More important than the story, though, are the lessons within “Moneyball” (and here’s where the book is a better resource than the film). In the years since the book’s release, the team at the center of the story has regressed, moving from a perennial post-season contender, to a middle-of-the-pack mob of outcasts, misfits and outright mistakes.
And many within the baseball (think “business”) and media (think “media”) establishment have pounced, claiming that “Moneyball” (the approach, not the book), has failed. “Stats are overrated,” the critics claim, finding evidence in Billy Beane’s recent struggles.
But the lesson of “Moneyball” (the book and the film) is this:
“…[S]tats were beside the point… The point was understanding.”
In both the book and the film, Billy Beane’s Oakland A’s, with limited payroll, used stats that no one else was using define each player’s value and contribution to the team’s success.
For instance, during the 2002 season the film chronicles, the team believed that conventional fielding stats failed to account for a player’s contribution to team wins.

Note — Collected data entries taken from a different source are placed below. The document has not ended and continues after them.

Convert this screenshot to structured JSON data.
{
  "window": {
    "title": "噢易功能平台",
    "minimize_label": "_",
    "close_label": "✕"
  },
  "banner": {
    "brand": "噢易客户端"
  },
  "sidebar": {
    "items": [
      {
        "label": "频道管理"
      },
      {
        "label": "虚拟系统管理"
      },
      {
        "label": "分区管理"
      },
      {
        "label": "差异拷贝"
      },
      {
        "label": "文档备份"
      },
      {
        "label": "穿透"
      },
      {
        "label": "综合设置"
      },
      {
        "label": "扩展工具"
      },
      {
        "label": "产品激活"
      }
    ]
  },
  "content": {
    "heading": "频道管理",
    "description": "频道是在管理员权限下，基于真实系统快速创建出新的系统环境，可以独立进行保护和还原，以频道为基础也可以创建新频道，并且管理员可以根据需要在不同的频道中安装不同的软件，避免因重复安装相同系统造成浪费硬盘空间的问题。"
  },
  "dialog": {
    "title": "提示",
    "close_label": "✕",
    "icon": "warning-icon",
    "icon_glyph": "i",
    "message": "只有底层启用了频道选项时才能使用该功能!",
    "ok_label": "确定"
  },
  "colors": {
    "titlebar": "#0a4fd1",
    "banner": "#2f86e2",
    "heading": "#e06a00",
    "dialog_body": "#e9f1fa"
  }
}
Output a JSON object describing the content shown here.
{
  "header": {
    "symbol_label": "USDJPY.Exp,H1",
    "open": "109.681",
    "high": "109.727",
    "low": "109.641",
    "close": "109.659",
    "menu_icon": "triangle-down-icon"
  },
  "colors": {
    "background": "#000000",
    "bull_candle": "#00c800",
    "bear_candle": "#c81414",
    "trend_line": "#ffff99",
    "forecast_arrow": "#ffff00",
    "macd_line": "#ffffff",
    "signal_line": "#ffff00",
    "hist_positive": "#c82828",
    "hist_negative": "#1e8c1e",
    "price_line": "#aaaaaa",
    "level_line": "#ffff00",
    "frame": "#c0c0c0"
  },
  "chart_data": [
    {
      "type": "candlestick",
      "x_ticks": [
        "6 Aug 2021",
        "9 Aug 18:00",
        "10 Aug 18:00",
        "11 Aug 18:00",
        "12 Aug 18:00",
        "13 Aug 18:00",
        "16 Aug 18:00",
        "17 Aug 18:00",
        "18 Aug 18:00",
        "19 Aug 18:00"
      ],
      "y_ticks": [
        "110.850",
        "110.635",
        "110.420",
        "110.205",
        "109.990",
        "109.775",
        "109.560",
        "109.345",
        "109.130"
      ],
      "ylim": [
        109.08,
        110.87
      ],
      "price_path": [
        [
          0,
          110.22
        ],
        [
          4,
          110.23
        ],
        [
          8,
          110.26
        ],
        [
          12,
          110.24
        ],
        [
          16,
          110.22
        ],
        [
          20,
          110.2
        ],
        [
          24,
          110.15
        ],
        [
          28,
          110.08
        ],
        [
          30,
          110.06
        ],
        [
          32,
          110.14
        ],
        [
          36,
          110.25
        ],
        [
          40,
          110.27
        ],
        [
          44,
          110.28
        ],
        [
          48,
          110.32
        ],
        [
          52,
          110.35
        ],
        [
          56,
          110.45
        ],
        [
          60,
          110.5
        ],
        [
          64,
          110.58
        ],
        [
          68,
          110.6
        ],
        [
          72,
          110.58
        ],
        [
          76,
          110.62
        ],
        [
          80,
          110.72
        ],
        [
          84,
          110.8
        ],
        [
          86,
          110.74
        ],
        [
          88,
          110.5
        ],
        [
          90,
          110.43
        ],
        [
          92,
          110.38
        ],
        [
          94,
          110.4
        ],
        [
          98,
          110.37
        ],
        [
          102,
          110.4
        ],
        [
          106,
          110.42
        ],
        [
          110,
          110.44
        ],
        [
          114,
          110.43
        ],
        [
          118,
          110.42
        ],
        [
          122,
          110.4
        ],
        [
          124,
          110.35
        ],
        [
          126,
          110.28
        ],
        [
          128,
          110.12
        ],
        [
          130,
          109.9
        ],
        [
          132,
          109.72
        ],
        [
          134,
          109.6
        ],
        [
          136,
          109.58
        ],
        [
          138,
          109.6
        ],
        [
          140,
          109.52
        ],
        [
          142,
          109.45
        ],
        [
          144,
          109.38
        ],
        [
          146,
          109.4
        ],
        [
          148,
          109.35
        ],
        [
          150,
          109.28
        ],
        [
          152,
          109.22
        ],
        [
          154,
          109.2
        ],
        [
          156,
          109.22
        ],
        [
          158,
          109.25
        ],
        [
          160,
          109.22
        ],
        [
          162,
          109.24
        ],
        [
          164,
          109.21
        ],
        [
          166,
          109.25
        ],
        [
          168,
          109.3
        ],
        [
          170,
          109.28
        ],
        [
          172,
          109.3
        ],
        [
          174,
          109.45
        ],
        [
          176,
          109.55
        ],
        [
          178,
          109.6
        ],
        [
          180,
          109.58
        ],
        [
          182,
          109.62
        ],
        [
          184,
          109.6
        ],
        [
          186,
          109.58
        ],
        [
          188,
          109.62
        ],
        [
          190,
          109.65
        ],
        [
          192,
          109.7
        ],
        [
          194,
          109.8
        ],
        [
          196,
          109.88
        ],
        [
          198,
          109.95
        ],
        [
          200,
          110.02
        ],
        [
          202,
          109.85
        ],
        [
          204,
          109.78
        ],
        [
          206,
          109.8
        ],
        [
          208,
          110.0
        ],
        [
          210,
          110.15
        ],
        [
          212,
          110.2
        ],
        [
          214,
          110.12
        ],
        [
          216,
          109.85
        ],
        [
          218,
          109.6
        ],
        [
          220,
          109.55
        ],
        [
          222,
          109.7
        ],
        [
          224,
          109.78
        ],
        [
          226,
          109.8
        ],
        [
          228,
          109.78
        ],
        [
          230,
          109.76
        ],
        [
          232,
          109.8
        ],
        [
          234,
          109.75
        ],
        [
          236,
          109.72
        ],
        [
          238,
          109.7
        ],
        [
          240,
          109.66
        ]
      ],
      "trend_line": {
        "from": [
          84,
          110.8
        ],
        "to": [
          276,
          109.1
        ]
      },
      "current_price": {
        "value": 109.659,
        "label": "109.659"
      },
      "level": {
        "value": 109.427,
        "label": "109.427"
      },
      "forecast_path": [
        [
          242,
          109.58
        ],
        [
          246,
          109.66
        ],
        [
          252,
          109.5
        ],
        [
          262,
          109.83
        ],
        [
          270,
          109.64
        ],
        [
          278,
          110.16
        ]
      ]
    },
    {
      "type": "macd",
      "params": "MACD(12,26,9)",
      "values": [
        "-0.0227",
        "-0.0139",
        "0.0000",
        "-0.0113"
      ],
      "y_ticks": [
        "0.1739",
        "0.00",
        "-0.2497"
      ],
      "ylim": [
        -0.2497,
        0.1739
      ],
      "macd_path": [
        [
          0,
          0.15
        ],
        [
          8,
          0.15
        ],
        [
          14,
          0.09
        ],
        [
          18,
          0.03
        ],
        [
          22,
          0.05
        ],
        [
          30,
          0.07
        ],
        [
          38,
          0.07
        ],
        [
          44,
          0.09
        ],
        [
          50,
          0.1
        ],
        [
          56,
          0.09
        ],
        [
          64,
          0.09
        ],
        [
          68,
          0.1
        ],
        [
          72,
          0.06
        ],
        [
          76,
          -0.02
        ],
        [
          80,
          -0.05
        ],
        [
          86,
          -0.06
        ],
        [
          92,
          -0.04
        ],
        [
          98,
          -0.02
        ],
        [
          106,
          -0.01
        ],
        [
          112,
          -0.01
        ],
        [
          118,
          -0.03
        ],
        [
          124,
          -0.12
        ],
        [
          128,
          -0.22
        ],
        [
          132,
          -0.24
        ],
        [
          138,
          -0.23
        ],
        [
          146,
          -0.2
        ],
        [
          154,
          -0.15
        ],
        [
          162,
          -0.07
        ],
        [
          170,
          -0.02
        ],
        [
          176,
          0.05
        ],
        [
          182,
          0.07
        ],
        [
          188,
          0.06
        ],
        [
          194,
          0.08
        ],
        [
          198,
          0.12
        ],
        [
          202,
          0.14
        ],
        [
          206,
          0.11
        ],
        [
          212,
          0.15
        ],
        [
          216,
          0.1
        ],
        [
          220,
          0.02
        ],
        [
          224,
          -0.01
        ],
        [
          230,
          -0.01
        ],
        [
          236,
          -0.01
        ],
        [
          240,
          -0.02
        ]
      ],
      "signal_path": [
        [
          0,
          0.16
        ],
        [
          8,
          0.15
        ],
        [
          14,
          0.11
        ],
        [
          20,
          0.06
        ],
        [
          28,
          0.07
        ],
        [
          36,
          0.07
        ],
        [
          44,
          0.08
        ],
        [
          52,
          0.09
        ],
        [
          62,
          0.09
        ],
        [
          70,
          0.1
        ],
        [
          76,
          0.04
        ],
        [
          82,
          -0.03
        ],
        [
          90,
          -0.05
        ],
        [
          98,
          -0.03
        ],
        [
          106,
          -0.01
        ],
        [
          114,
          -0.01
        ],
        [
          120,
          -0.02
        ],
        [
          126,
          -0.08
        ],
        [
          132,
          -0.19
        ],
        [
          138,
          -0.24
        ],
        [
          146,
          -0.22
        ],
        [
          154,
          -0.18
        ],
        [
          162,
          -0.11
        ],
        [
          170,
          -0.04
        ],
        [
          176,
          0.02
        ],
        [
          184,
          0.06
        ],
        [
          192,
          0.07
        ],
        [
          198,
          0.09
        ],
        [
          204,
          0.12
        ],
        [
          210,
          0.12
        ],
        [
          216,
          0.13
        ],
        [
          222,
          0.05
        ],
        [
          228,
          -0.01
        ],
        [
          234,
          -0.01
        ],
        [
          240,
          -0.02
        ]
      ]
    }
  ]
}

As Paul DePodesta recounts to Michael Lewis in the book,
“The variance between the best and worst fielders on the outcome of the game is a lot smaller than the variance between the best hitter and the worst hitters.” The market as a whole failed to grasp this fact, and so placed higher prices than it should on defensive skills. [p. 136—Emphasis mine]
For a team that couldn’t afford high-priced players, this automatically placed great fielders out of its reach. But the team didn’t respond by giving up. Instead, they sought players with skills the market undervalued—and as a consequence fielded a team that, well, couldn’t field.

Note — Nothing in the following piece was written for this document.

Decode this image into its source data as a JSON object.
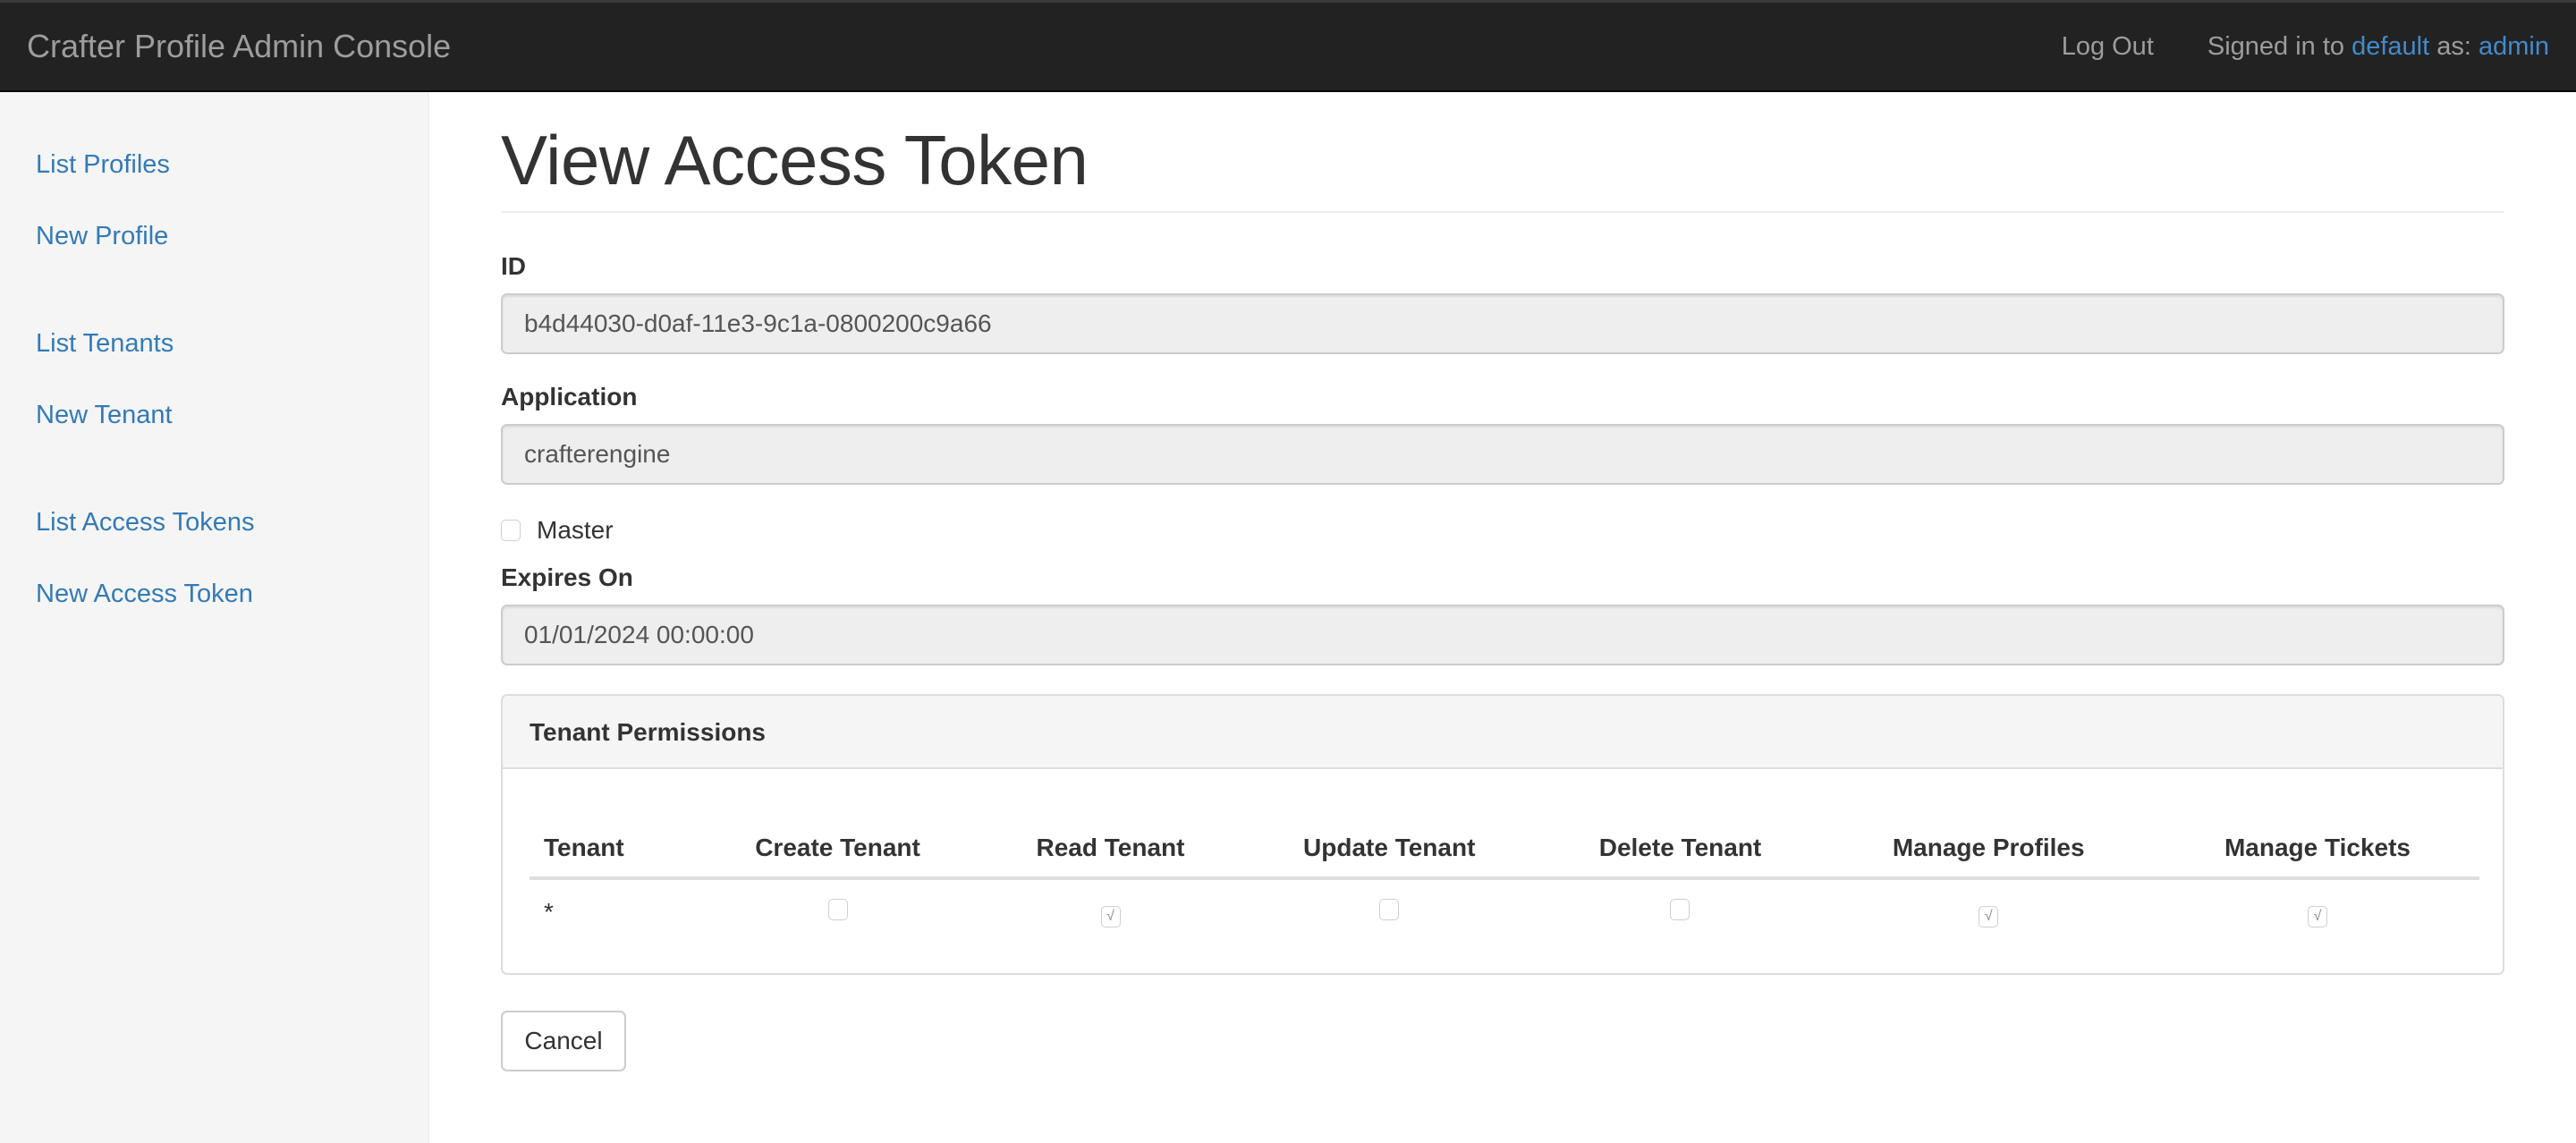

But they could—and did—win.
The actual stats the team used don’t matter—and, in fact, have become so common within baseball as to require new measures to find undervalued contributors.
It was seeking understanding of what teams valued and didn’t that led Beane’s club to its particular set of stats. In most other industries, we’d call those key performance indicators. Baseball, at the time, called them “heresy.” Then most other teams in baseball adopted those same stats, while bringing larger checkbooks to the table, once they wanted to duplicate the A’s success. The A’s recent struggles don’t reflect a failure of their old mindset, but rather their inability to find the key performance indicators their opponents undervalue now that most teams use the one’s that brought the A’s success in earlier seasons.
Regardless, you don’t have to like baseball movies to enjoy “Moneyball” on the screen. You don’t even have to like sports. But if you’re interested in a classic “David vs. Goliath” tale, you’ll likely enjoy the film and Beane’s journey to success. And, if you’re interested in playing David to someone else’s Goliath, you’ll want to pay attention to the mindset that got him there.